In pista e in piattaforma, senza arrivare nuda alla meta. Lisa Buckwitz campionessa del mondo e olimpica di bob tedesca, cerca oro e medaglie con il bob a Milano Cortina, cerca soldi per andarci su OnlyFans: “La cosa migliore che mi potesse capitare”. Pubblica immagini provocanti, semisvestita, con pose ammiccanti.

Il sogno olimpico è affidato alla piattaforma erotica, anche se: “Non mi mostrerò mai completamente nuda”.

Buckwitz, che dice si sentirsi estroversa e a proprio agio, cerca finanziamenti per poter partecipare ai Giochi mostrando il proprio corpo. “È una fortuna per me, mi permette di trovare fondi per la mia squadra”. Ha iniziato la collaborazione con OnlyFans un anno fa, con i soli sponsor tradizionali – dice – non avrebbe avuto le risorse per le Olimpiadi di Milano-Cortina: i finanziamenti delle organizzazioni di sostegno allo sport, i fondi pubblici e gli sponsor locali sono spesso insufficienti. E, dice l’atleta, senza autopromozione: “nessuno è interessato a Lisa Buckwitz. È un po’ triste non potermi concentrare esclusivamente sul mio sport agonistico. Certo, sono una campionessa olimpica. Ma solo per via della medaglia d’oro, nessuno è interessato a Lisa Buckwitz”. E lodice nel documentario intitolato “OnlyBob – Il mio corpo. Il mio capitale“.

Per una stagione di bob con allenamento, biglietti aerei, attrezzatura e spese di soggiorno, servono 50.000 euro. Buckwitz guadagna con le foto, i video e le attività sulla piattaforma di intrattenimento per adulti, e i suoi fan pagano 24,99 dollari al mese. “Per me è uno sponsor che rende possibile questo sport. Quindi è del tutto normale”, spiega Buckwitz. Ma ammette che l’aspetto sessuale è, ovviamente, un argomento di discussione.

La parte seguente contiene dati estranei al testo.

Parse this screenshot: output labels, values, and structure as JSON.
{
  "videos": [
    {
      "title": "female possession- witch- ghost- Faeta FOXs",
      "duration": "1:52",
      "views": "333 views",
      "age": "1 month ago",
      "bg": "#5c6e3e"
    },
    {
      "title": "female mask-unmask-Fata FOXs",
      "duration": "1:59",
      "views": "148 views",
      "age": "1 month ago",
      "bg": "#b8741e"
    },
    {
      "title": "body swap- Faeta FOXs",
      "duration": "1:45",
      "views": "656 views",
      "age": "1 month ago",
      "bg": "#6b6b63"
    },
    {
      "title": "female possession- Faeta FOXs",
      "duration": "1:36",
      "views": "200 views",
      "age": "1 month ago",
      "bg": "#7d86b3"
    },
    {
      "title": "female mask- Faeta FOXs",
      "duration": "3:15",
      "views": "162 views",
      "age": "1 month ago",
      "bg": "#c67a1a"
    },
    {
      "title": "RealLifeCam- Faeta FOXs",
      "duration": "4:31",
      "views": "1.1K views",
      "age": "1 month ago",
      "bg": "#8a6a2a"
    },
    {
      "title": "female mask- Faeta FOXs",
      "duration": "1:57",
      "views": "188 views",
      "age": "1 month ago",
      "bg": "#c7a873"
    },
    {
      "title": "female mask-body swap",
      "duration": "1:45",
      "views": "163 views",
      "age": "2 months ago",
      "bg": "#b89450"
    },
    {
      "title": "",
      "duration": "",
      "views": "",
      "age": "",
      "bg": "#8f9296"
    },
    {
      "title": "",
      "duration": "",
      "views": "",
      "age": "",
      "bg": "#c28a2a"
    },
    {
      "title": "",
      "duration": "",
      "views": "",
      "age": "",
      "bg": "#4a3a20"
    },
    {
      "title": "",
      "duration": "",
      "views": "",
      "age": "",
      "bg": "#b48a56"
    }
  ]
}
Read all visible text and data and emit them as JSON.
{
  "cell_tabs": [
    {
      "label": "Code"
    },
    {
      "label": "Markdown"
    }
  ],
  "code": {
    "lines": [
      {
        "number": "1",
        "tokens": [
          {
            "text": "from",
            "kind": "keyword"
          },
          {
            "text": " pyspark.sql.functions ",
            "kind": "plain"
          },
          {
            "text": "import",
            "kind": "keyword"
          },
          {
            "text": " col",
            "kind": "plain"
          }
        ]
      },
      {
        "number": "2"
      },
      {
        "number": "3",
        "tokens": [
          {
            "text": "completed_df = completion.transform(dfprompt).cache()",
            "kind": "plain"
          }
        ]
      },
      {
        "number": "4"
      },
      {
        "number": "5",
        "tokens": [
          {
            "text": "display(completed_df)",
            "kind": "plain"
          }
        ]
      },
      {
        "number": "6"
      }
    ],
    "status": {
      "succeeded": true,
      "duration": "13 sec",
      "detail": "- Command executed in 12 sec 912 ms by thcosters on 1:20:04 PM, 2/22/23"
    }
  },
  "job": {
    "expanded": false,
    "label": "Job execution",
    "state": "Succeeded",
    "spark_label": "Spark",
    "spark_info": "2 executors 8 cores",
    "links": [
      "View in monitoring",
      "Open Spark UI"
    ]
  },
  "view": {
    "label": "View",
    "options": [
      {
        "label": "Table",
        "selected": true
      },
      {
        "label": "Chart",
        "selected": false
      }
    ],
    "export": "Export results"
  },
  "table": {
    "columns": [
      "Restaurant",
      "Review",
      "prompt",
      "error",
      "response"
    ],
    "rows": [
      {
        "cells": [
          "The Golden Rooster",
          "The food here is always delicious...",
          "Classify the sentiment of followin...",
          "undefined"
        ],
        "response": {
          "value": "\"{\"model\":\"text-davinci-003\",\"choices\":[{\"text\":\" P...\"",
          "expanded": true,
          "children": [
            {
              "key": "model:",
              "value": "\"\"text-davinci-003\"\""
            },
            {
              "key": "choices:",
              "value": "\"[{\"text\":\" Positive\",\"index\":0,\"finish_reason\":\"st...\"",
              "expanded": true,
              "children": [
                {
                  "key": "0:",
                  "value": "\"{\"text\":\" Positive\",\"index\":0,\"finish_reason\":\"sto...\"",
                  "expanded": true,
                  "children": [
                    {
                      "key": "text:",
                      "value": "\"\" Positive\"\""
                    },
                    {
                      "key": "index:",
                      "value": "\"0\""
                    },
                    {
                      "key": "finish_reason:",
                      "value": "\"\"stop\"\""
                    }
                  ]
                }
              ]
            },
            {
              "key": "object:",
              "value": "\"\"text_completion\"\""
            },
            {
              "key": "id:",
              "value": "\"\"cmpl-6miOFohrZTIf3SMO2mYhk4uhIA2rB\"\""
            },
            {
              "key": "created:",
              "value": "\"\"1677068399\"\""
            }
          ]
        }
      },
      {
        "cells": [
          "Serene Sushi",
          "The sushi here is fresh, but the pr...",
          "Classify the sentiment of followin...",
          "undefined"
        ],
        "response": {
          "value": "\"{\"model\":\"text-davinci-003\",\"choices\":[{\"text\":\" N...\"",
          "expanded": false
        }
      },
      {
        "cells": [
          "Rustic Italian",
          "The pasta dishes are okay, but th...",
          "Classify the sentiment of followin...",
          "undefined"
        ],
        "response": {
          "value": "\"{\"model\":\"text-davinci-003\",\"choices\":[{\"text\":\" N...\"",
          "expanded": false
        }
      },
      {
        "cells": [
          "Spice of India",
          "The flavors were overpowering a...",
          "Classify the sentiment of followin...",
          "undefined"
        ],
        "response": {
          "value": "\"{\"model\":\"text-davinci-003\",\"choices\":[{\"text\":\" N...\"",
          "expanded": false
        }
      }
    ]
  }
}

Anche il suo collega, Georg Fleischhauer, ha un account OnlyFans, dove sono attivi numerosi attori del settore dei film per adulti. Ma sottolinea: “Non sono un pornostar”. Lì, ha l’opportunità di “offrire uno sguardo nella vita di un’atleta d’élite”. “E, naturalmente, di mostrare il nostro corpo e i nostri muscoli”.